Salah satu jenis tabuhan yang saya senangi adalah pasieupan. Teknik ini menuntut kelunturan dan kelincahan jari serta sensitivitas telinga yang ideal. Karena gerakan musik (tempo) pada teknik pasieupan tidak ajeg. Ketukannya harus dirasakan dan disesuaikan dengan durasi setiap pijakan nadanya. Bila diibaratkan seperti pantulan bola yang dilempar ke atas. Semakin lama semakin sering pantulannya.

Usia Pak Rukruk bisa dibilang sudah tak muda lagi. Tetapi memorinya masih kuat dan tajam. Berbagai gending tabuhan kacapi Tembang bisa diperagakannya dengan mulus, tanpa terbata-bata. Mungkin karena ratusan, bahkan ribuan kali pengulangan, kepalanya bagai kamus gending yang bila dibutuhkan, tinggal diambil dan diputar.

Melihat dan mendengar beberapa pengalaman para seniman ketika memulai latihan mamaos (vokal), kacapi, atau suling; dapat disimpulkan kunci dari penguasaan vokal atau alat musik adalah latihan, latihan, dan latihan.

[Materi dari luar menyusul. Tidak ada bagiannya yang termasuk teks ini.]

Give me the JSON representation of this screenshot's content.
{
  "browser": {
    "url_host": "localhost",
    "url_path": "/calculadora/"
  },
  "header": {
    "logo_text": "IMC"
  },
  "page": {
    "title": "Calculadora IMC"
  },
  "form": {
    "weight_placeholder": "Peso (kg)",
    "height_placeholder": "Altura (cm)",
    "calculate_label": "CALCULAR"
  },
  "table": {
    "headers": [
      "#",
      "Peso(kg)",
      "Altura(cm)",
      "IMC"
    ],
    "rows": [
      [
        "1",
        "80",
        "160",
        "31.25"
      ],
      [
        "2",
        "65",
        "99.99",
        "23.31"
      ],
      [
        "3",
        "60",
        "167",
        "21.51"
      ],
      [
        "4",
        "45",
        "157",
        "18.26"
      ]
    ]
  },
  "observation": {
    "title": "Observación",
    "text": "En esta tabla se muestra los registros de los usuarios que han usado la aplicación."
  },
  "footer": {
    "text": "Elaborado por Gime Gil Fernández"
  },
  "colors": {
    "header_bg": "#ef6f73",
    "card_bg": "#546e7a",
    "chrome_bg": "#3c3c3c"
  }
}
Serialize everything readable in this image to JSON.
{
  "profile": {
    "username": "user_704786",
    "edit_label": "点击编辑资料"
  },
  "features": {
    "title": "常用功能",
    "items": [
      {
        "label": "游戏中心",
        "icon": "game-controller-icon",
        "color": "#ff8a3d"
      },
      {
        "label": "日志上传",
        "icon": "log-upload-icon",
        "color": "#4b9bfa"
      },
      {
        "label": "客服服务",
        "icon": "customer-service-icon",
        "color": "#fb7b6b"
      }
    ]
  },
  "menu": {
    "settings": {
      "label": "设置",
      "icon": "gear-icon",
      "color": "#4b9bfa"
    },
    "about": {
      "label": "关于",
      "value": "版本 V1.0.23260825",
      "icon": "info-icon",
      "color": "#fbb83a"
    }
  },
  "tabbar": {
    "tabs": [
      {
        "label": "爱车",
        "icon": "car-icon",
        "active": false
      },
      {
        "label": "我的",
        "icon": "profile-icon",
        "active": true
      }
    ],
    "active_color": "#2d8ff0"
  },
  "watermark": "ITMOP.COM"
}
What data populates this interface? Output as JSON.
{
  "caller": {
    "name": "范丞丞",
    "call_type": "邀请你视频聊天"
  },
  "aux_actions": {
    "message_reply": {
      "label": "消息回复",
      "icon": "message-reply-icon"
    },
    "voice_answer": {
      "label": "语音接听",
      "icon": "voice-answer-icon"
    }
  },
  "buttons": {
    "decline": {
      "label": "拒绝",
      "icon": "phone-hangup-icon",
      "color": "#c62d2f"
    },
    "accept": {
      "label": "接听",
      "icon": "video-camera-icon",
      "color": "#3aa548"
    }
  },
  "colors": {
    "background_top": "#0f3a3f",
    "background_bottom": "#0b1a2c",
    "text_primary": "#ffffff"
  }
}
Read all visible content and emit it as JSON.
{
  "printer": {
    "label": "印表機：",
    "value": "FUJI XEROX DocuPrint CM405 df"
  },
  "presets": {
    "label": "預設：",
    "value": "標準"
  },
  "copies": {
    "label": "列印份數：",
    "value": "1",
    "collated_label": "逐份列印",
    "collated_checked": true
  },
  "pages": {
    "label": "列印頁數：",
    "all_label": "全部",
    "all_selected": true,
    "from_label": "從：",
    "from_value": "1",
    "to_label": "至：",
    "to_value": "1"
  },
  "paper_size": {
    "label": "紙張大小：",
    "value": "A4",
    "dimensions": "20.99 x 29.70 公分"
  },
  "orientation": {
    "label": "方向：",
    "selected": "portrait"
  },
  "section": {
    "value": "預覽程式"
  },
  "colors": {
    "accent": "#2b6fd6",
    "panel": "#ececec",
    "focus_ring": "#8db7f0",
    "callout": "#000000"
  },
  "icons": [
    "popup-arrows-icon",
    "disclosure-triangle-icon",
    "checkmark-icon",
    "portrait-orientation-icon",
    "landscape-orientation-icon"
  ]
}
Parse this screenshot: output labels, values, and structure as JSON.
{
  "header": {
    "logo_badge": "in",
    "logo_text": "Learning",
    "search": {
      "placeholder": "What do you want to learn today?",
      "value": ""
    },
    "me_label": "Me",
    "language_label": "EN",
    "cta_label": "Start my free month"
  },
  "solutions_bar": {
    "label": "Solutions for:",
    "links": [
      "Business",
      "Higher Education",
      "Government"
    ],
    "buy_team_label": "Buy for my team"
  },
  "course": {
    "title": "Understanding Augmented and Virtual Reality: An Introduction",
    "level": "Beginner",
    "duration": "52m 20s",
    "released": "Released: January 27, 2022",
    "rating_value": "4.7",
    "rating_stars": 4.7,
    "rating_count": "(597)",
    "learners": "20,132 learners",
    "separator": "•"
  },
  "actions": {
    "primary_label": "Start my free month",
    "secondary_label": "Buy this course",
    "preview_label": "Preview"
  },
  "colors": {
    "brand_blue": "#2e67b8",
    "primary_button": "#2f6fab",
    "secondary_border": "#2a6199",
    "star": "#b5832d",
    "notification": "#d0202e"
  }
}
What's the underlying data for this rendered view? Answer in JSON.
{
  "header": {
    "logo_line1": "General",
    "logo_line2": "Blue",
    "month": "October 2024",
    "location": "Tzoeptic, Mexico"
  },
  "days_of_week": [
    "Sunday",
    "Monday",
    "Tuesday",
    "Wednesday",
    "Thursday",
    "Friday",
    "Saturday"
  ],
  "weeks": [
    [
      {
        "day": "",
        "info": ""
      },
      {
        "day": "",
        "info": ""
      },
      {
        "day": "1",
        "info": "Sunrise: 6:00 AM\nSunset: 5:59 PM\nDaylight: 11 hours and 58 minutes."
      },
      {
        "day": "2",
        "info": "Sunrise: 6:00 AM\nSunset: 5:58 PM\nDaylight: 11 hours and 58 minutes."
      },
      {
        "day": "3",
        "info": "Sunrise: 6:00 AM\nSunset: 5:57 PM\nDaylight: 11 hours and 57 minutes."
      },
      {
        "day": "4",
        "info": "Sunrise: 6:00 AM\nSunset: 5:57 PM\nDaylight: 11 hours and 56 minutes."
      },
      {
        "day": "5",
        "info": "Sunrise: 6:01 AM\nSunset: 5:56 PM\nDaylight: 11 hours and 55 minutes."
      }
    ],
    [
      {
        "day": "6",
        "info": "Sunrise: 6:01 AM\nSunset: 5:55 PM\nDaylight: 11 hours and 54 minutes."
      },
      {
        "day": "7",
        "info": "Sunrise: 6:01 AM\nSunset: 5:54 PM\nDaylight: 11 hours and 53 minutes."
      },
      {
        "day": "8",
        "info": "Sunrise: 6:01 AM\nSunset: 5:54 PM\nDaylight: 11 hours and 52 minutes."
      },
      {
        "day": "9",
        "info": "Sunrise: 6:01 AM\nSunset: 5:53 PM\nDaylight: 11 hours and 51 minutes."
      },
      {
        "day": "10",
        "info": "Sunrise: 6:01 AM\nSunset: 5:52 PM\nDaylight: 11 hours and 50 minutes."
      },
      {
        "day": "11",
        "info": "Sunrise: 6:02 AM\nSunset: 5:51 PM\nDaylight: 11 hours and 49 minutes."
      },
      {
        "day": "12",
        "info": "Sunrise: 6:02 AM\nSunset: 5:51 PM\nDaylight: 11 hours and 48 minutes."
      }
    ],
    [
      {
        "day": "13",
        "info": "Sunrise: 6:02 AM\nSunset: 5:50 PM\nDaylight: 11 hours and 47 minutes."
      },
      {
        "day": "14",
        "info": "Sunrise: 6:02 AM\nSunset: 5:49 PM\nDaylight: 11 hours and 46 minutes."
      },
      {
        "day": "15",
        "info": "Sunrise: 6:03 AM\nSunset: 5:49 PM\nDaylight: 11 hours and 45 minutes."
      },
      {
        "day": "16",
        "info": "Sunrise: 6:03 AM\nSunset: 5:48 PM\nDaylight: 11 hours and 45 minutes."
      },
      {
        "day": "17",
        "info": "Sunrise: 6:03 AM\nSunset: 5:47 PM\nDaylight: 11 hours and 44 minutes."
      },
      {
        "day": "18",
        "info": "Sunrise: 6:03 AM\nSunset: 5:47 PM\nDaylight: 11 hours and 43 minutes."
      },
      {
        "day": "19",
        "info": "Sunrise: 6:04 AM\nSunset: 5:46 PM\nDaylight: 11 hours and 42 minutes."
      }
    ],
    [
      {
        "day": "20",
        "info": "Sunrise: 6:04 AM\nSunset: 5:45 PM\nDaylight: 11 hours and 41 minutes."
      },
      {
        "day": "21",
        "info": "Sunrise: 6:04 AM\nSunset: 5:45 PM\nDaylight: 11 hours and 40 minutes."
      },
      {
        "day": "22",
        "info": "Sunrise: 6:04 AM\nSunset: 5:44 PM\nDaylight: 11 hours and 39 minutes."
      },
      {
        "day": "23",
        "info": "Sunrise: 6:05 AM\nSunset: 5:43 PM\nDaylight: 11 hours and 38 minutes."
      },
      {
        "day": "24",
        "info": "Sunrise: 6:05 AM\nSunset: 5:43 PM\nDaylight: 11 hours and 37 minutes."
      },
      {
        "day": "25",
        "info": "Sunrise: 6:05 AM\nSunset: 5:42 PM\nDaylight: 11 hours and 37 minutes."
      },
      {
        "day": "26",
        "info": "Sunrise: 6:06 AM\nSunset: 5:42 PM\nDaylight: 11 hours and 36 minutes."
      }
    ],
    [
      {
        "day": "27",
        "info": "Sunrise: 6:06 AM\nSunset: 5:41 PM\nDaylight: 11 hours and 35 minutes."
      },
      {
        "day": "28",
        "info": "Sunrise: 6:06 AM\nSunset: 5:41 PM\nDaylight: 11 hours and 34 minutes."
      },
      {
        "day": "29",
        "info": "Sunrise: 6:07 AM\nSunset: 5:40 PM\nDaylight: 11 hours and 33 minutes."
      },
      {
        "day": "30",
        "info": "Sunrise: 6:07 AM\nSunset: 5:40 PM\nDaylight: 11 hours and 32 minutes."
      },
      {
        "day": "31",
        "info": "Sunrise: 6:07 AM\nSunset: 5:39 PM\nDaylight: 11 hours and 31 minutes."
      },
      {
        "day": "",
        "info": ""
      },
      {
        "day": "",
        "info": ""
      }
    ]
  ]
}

Tidak ada cara lain. Repetisi membuat terbiasa. Jika sudah terbiasa, kemampuan tersebut akan tersimpan dan terekam oleh memori otot.

Bila ingin beralasan tak dapat latihan, seniman dahulu pantas untuk itu. Namun, untuk kita yang hidup di zaman ini, sepertinya tidak. Dengan kemajuan teknologi di seluruh bidang dewasa ini dapat dimanfaatkan untuk proses pembelajaran dan latihan. Semoga dengan modal kemapanan teknologi dan pengetahuan, dapat berdampak pula pada kelestarian, pembinaan, dan pengelolaan kesenian tradisi.